To me, the more interesting aspect of the story is not the origin of the Indo-Aryans, but how they came into being into what they were as depicted in the Vedas, and later the epics such as the Mahabharata and Ramayana. Let me quote from the Science paper:
Taken together, the poor fits at both extremes of the Indian Cline imply that the Indian Cline does not represent a simple mix of two homogeneous ancestral populations, ANI and ASI. Instead, in the Middle to Late Bronze Age both of these groups were themselves part of metapopulations—relatively well represented by the Steppe Cline and the Indus Periphery Cline—that were not completely homogenized at the time they met and mixed. Most groups in India today can be represented as mixtures of average points along the Steppe Cline (we show below that the ANI fit along the Steppe Cline) and the Indus Periphery Cline (the ASI) but there are deviations from this simple model that contribute to the observed patterns.
Between 1500 and 500 BCE South Asia saw the development of Indian genetics and culture in a way that we understand it today, from the north to the south. One of the striking aspects of the Swat valley samples in the Science paper is that AHG ancestry increases over time (along with steppe ancestry). The Swat people seem to have started out a much higher fraction of IVC sorts, very high on Iranian-related ancestry. But after 1000 BCE they integrated more and more with people to their south and east. Meanwhile, in South India, groups like Nadars from the Tamil country are still about 5% steppe in their heritage, and non-trivial fractions of R1a1a is found among these groups.

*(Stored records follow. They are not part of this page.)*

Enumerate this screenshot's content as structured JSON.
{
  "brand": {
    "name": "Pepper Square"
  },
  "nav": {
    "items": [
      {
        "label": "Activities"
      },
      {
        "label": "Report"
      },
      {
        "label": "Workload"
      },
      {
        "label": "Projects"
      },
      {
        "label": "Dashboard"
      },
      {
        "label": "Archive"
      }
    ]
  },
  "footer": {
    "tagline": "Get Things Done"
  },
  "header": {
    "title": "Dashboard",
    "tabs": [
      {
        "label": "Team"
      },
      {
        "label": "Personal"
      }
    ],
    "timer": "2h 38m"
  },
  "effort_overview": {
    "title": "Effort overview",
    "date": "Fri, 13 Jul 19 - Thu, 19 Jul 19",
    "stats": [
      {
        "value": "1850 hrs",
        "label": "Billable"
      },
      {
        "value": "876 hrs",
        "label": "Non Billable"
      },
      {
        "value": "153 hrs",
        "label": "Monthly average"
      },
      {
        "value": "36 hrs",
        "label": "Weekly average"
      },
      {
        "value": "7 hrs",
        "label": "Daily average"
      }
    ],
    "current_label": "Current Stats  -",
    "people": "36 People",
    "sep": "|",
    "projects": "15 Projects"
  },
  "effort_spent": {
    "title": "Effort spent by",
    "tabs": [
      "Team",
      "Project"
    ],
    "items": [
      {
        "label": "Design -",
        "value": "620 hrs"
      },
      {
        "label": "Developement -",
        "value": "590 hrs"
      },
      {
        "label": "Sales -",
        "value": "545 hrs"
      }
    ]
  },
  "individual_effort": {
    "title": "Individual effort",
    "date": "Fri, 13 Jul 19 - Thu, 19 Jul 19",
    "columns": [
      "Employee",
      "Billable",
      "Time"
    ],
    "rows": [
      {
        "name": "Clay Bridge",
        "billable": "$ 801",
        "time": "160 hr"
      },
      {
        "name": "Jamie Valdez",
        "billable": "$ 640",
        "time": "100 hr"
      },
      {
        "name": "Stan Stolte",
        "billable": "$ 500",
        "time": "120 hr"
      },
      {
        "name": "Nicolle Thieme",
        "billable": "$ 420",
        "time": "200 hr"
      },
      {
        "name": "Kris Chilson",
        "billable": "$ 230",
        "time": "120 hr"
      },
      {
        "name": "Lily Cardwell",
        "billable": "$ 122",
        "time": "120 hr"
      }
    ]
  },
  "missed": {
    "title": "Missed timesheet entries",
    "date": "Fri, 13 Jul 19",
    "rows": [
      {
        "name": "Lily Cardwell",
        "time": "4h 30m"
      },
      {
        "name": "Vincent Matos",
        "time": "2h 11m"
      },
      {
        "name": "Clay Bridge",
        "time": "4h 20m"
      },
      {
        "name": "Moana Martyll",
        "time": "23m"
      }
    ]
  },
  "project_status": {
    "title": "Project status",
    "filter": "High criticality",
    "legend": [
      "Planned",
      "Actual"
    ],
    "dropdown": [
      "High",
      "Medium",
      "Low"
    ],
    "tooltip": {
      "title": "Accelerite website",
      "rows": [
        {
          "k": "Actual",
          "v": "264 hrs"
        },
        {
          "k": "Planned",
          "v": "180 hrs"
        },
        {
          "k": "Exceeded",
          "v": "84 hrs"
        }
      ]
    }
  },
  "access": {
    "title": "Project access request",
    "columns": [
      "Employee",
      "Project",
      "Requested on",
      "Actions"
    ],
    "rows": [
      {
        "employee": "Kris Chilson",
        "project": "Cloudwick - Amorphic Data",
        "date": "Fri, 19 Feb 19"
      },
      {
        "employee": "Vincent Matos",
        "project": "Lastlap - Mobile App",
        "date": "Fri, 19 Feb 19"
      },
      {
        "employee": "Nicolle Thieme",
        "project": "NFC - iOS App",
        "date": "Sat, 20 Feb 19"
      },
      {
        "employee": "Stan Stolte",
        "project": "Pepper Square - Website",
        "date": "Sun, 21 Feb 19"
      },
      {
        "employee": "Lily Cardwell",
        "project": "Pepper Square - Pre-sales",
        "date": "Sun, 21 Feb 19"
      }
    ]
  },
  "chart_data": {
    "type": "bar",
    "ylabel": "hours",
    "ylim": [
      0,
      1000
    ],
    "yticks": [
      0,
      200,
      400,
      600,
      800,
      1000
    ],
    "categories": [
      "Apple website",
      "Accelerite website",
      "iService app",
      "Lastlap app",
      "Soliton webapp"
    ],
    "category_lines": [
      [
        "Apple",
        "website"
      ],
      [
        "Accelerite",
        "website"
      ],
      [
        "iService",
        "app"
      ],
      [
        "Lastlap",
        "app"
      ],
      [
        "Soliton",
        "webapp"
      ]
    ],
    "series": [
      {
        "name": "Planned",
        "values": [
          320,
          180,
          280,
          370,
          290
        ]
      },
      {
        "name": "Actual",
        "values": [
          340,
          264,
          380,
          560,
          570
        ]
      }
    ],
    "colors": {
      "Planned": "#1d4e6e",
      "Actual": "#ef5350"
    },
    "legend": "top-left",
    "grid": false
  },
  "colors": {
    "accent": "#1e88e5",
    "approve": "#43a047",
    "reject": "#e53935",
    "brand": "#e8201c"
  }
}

There is now a good amount of evidence that the Austro-Asiatic Munda expanded into a landscape where unmixed AHG/AASI populations existed. Though the Science paper puts this in the 3rd millennium, I think the period between 2000 and 1000 BCE is more likely, since Austro-Asiatic rice farmers are found in northern Vietnam in 1900 BCE. The existence of unmixed AHG/AASI suggests to me that the expansion and dominance of Dravidian-speaking agricultural societies in much of South India in the form we recognize them today does not predate the arrival of Indo-Aryans by much if at all. Rather than thinking of Indian culture as the application of Indo-Aryan elements atop a Dravidian base, it is more accurate I think to consider them a synthesis that developed simultaneously. Though it is quite likely that the IVC language was related to that of the Dravidians, the impact of the Indo-Aryans shapes most Dravidian-speaking societies both culturally and genetically.
In fact, the Indo-Aryans themselves had changed genetically and culturally by the time they occupied territory within South Asia. They had mixed with people in eastern Iran and Afghanistan, reducing their steppe fraction, and then mixed again with local South Asian populations. The Indo-Iranian soma/homa cult may have been picked up from the culture of Bactria-Margiana.

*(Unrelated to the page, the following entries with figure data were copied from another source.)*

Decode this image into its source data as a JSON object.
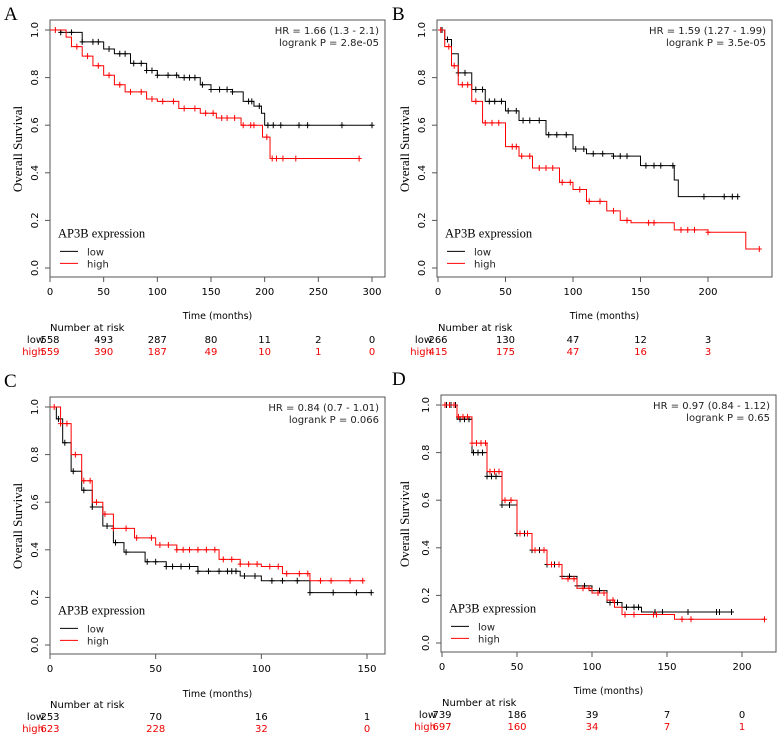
{
  "colors": {
    "low": "#000000",
    "high": "#ff0000",
    "axis": "#555555"
  },
  "chart_data": [
    {
      "panel": "A",
      "type": "line",
      "subtype": "kaplan-meier",
      "ylabel": "Overall Survival",
      "xlabel": "Time (months)",
      "xlim": [
        0,
        300
      ],
      "ylim": [
        0,
        1
      ],
      "xticks": [
        "0",
        "50",
        "100",
        "150",
        "200",
        "250",
        "300"
      ],
      "yticks": [
        "0.0",
        "0.2",
        "0.4",
        "0.6",
        "0.8",
        "1.0"
      ],
      "stats": [
        "HR = 1.66 (1.3 - 2.1)",
        "logrank P = 2.8e-05"
      ],
      "legend_title": "AP3B expression",
      "series": [
        {
          "name": "low",
          "color": "#000000",
          "x": [
            0,
            10,
            30,
            50,
            60,
            75,
            90,
            100,
            120,
            140,
            150,
            170,
            180,
            190,
            197,
            200,
            300
          ],
          "y": [
            1,
            0.99,
            0.95,
            0.92,
            0.9,
            0.86,
            0.83,
            0.81,
            0.8,
            0.77,
            0.75,
            0.74,
            0.7,
            0.68,
            0.65,
            0.6,
            0.6
          ],
          "censored": [
            10,
            20,
            30,
            40,
            45,
            55,
            65,
            70,
            78,
            85,
            90,
            95,
            100,
            110,
            118,
            125,
            130,
            135,
            142,
            150,
            158,
            165,
            170,
            185,
            188,
            195,
            203,
            208,
            215,
            232,
            240,
            272,
            300
          ]
        },
        {
          "name": "high",
          "color": "#ff0000",
          "x": [
            0,
            15,
            20,
            30,
            40,
            50,
            60,
            70,
            90,
            100,
            120,
            140,
            155,
            178,
            198,
            205,
            288
          ],
          "y": [
            1,
            0.97,
            0.93,
            0.89,
            0.85,
            0.81,
            0.77,
            0.74,
            0.71,
            0.7,
            0.67,
            0.65,
            0.63,
            0.6,
            0.55,
            0.46,
            0.46
          ],
          "censored": [
            5,
            25,
            35,
            45,
            55,
            65,
            75,
            85,
            95,
            105,
            115,
            125,
            135,
            145,
            152,
            160,
            165,
            172,
            180,
            187,
            190,
            202,
            207,
            211,
            217,
            229,
            288
          ]
        }
      ],
      "risk_table": {
        "title": "Number at risk",
        "times": [
          "0",
          "50",
          "100",
          "150",
          "200",
          "250",
          "300"
        ],
        "rows": [
          {
            "label": "low",
            "values": [
              "558",
              "493",
              "287",
              "80",
              "11",
              "2",
              "0"
            ]
          },
          {
            "label": "high",
            "values": [
              "559",
              "390",
              "187",
              "49",
              "10",
              "1",
              "0"
            ]
          }
        ]
      }
    },
    {
      "panel": "B",
      "type": "line",
      "subtype": "kaplan-meier",
      "ylabel": "Overall Survival",
      "xlabel": "Time (months)",
      "xlim": [
        0,
        240
      ],
      "ylim": [
        0,
        1
      ],
      "xticks": [
        "0",
        "50",
        "100",
        "150",
        "200"
      ],
      "yticks": [
        "0.0",
        "0.2",
        "0.4",
        "0.6",
        "0.8",
        "1.0"
      ],
      "stats": [
        "HR = 1.59 (1.27 - 1.99)",
        "logrank P = 3.5e-05"
      ],
      "legend_title": "AP3B expression",
      "series": [
        {
          "name": "low",
          "color": "#000000",
          "x": [
            0,
            5,
            10,
            15,
            25,
            35,
            50,
            60,
            80,
            100,
            110,
            130,
            150,
            175,
            178,
            222
          ],
          "y": [
            1,
            0.96,
            0.9,
            0.82,
            0.75,
            0.7,
            0.66,
            0.62,
            0.56,
            0.5,
            0.48,
            0.47,
            0.43,
            0.37,
            0.3,
            0.3
          ],
          "censored": [
            3,
            7,
            15,
            20,
            28,
            33,
            38,
            42,
            47,
            52,
            58,
            63,
            68,
            75,
            82,
            88,
            95,
            102,
            108,
            115,
            122,
            130,
            135,
            140,
            154,
            160,
            165,
            174,
            197,
            212,
            218,
            222
          ]
        },
        {
          "name": "high",
          "color": "#ff0000",
          "x": [
            0,
            5,
            10,
            15,
            25,
            33,
            50,
            60,
            70,
            90,
            100,
            110,
            125,
            135,
            143,
            175,
            200,
            228,
            238
          ],
          "y": [
            1,
            0.93,
            0.85,
            0.77,
            0.7,
            0.61,
            0.51,
            0.47,
            0.42,
            0.36,
            0.33,
            0.28,
            0.24,
            0.2,
            0.19,
            0.16,
            0.15,
            0.08,
            0.08
          ],
          "censored": [
            2,
            8,
            12,
            18,
            22,
            28,
            35,
            40,
            45,
            55,
            58,
            62,
            68,
            75,
            80,
            85,
            92,
            98,
            105,
            112,
            120,
            130,
            140,
            156,
            160,
            180,
            185,
            190,
            200,
            238
          ]
        }
      ],
      "risk_table": {
        "title": "Number at risk",
        "times": [
          "0",
          "50",
          "100",
          "150",
          "200"
        ],
        "rows": [
          {
            "label": "low",
            "values": [
              "266",
              "130",
              "47",
              "12",
              "3"
            ]
          },
          {
            "label": "high",
            "values": [
              "415",
              "175",
              "47",
              "16",
              "3"
            ]
          }
        ]
      }
    },
    {
      "panel": "C",
      "type": "line",
      "subtype": "kaplan-meier",
      "ylabel": "Overall Survival",
      "xlabel": "Time (months)",
      "xlim": [
        0,
        155
      ],
      "ylim": [
        0,
        1
      ],
      "xticks": [
        "0",
        "50",
        "100",
        "150"
      ],
      "yticks": [
        "0.0",
        "0.2",
        "0.4",
        "0.6",
        "0.8",
        "1.0"
      ],
      "stats": [
        "HR = 0.84 (0.7 - 1.01)",
        "logrank P = 0.066"
      ],
      "legend_title": "AP3B expression",
      "series": [
        {
          "name": "low",
          "color": "#000000",
          "x": [
            0,
            3,
            6,
            10,
            15,
            20,
            25,
            30,
            35,
            45,
            55,
            70,
            90,
            100,
            123,
            152
          ],
          "y": [
            1,
            0.95,
            0.85,
            0.73,
            0.65,
            0.58,
            0.5,
            0.43,
            0.39,
            0.35,
            0.33,
            0.31,
            0.29,
            0.27,
            0.22,
            0.22
          ],
          "censored": [
            4,
            7,
            11,
            16,
            20,
            27,
            31,
            36,
            46,
            50,
            55,
            58,
            62,
            66,
            70,
            75,
            80,
            84,
            86,
            88,
            92,
            97,
            105,
            110,
            117,
            123,
            134,
            145,
            152
          ]
        },
        {
          "name": "high",
          "color": "#ff0000",
          "x": [
            0,
            5,
            10,
            15,
            20,
            25,
            30,
            40,
            50,
            60,
            80,
            90,
            100,
            110,
            123,
            148
          ],
          "y": [
            1,
            0.93,
            0.8,
            0.69,
            0.6,
            0.55,
            0.49,
            0.45,
            0.42,
            0.4,
            0.36,
            0.34,
            0.33,
            0.3,
            0.27,
            0.27
          ],
          "censored": [
            2,
            5,
            8,
            12,
            16,
            19,
            22,
            26,
            30,
            36,
            41,
            48,
            52,
            56,
            60,
            63,
            66,
            70,
            74,
            78,
            82,
            86,
            90,
            94,
            98,
            104,
            108,
            112,
            118,
            122,
            128,
            133,
            142,
            148
          ]
        }
      ],
      "risk_table": {
        "title": "Number at risk",
        "times": [
          "0",
          "50",
          "100",
          "150"
        ],
        "rows": [
          {
            "label": "low",
            "values": [
              "253",
              "70",
              "16",
              "1"
            ]
          },
          {
            "label": "high",
            "values": [
              "623",
              "228",
              "32",
              "0"
            ]
          }
        ]
      }
    },
    {
      "panel": "D",
      "type": "line",
      "subtype": "kaplan-meier",
      "ylabel": "Overall Survival",
      "xlabel": "Time (months)",
      "xlim": [
        0,
        222
      ],
      "ylim": [
        0,
        1
      ],
      "xticks": [
        "0",
        "50",
        "100",
        "150",
        "200"
      ],
      "yticks": [
        "0.0",
        "0.2",
        "0.4",
        "0.6",
        "0.8",
        "1.0"
      ],
      "stats": [
        "HR = 0.97 (0.84 - 1.12)",
        "logrank P = 0.65"
      ],
      "legend_title": "AP3B expression",
      "series": [
        {
          "name": "low",
          "color": "#000000",
          "x": [
            0,
            10,
            20,
            30,
            40,
            50,
            60,
            70,
            80,
            90,
            100,
            110,
            120,
            133,
            193
          ],
          "y": [
            1,
            0.94,
            0.8,
            0.7,
            0.58,
            0.46,
            0.39,
            0.33,
            0.28,
            0.24,
            0.22,
            0.17,
            0.15,
            0.13,
            0.13
          ],
          "censored": [
            3,
            6,
            9,
            12,
            15,
            18,
            21,
            24,
            27,
            30,
            33,
            36,
            40,
            45,
            50,
            55,
            60,
            65,
            70,
            75,
            80,
            85,
            90,
            95,
            100,
            105,
            112,
            117,
            123,
            128,
            131,
            142,
            147,
            164,
            183,
            185,
            193
          ]
        },
        {
          "name": "high",
          "color": "#ff0000",
          "x": [
            0,
            10,
            20,
            30,
            40,
            50,
            60,
            70,
            80,
            90,
            100,
            110,
            115,
            120,
            155,
            215
          ],
          "y": [
            1,
            0.95,
            0.84,
            0.72,
            0.6,
            0.46,
            0.39,
            0.33,
            0.27,
            0.23,
            0.21,
            0.18,
            0.15,
            0.12,
            0.1,
            0.1
          ],
          "censored": [
            2,
            5,
            8,
            11,
            14,
            17,
            20,
            23,
            26,
            29,
            32,
            35,
            38,
            42,
            46,
            52,
            57,
            62,
            68,
            73,
            78,
            84,
            88,
            94,
            98,
            104,
            108,
            114,
            122,
            128,
            141,
            143,
            160,
            166,
            215
          ]
        }
      ],
      "risk_table": {
        "title": "Number at risk",
        "times": [
          "0",
          "50",
          "100",
          "150",
          "200"
        ],
        "rows": [
          {
            "label": "low",
            "values": [
              "739",
              "186",
              "39",
              "7",
              "0"
            ]
          },
          {
            "label": "high",
            "values": [
              "697",
              "160",
              "34",
              "7",
              "1"
            ]
          }
        ]
      }
    }
  ]
}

A major takeaway from these sorts of papers is the uniqueness of humans and the integrative and panmictic power of culture. From a population genetic perspective parameters such as distance and topography matter a lot. Major ecological barriers such as deserts also have an impact. But the spread of Indo-European languages and genes is more than just a matter of diffusion. A powerful cultural organism expanded, assimilated, and in some cases integrated and synthesized, huge swaths of Eurasia. The IVC society was successful for several thousand years. But it is clear that there were plenty of AHG peoples in the Indian subcontinent while they flourished in the northwest. It was the arrival of Indo-Aryans which revolutionized things so that no “pure” AHG community exists in South Asia today.
Ironically, the sons of Indra spread the seed of the Dasa far and wide, from the Himalaya to Kanyakumari.